In the last couple of years, many more of us have decided to seek solace in nature and embrace our wild side.
Off-grid camping – sometimes called nearly wild camping and usually meaning campsites with no mains electricity and very limited facilities – is becoming increasingly popular among family campers, who want a more ‘authentic’ experience.
It’s not quite wild camping, as you’re still on a proper, official campsite, but it has that feeling of roughing it. There are no neat, hedge-lined pitches with electric hook-up posts; you can put up your tent anywhere – whether it’s in among the trees, on sand dunes or on the banks of a river. Campfires are allowed, in fact are encouraged, and there might even be some traditional activities on offer, such as bushcraft and fishing.
On a more basic campsite, what you lose in facilities like swimming pools, bars and games rooms, you gain in space, tranquillity and natural beauty.
However, as much as the idea of ditching everything but the essentials might appeal, the reality is that you probably don’t want to completely isolate yourself from the rest of the world.
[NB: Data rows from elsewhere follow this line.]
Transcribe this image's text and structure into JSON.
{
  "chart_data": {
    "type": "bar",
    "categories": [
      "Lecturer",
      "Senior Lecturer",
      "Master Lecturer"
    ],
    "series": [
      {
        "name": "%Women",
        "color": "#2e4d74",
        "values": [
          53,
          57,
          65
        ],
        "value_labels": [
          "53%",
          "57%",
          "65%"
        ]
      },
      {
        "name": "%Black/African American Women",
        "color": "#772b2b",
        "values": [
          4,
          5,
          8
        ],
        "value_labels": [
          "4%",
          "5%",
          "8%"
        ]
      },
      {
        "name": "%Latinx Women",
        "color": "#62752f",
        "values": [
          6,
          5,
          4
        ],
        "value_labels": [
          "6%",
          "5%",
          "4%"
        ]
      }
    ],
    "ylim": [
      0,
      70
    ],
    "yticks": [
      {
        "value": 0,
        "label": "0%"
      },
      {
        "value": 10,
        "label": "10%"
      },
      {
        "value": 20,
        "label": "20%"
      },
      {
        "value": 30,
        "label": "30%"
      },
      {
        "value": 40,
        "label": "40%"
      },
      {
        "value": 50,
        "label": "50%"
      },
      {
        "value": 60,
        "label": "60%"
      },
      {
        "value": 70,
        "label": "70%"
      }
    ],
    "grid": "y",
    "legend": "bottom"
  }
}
And, while there’s a romantic appeal to simply pitching up in an empty field, if you plan to have contact with other humans while you’re away, you need to think about how to meet some basic needs.
Unless you really want to cut all communication, camping on an off-grid campsite doesn’t mean you have to leave mobile devices at home and use no electricity whatsoever. But if you still want electric power when you don’t have mains hook-up, you’ll need to take a different approach. Your basic options are generators/power stations, solar power and mini handheld power banks.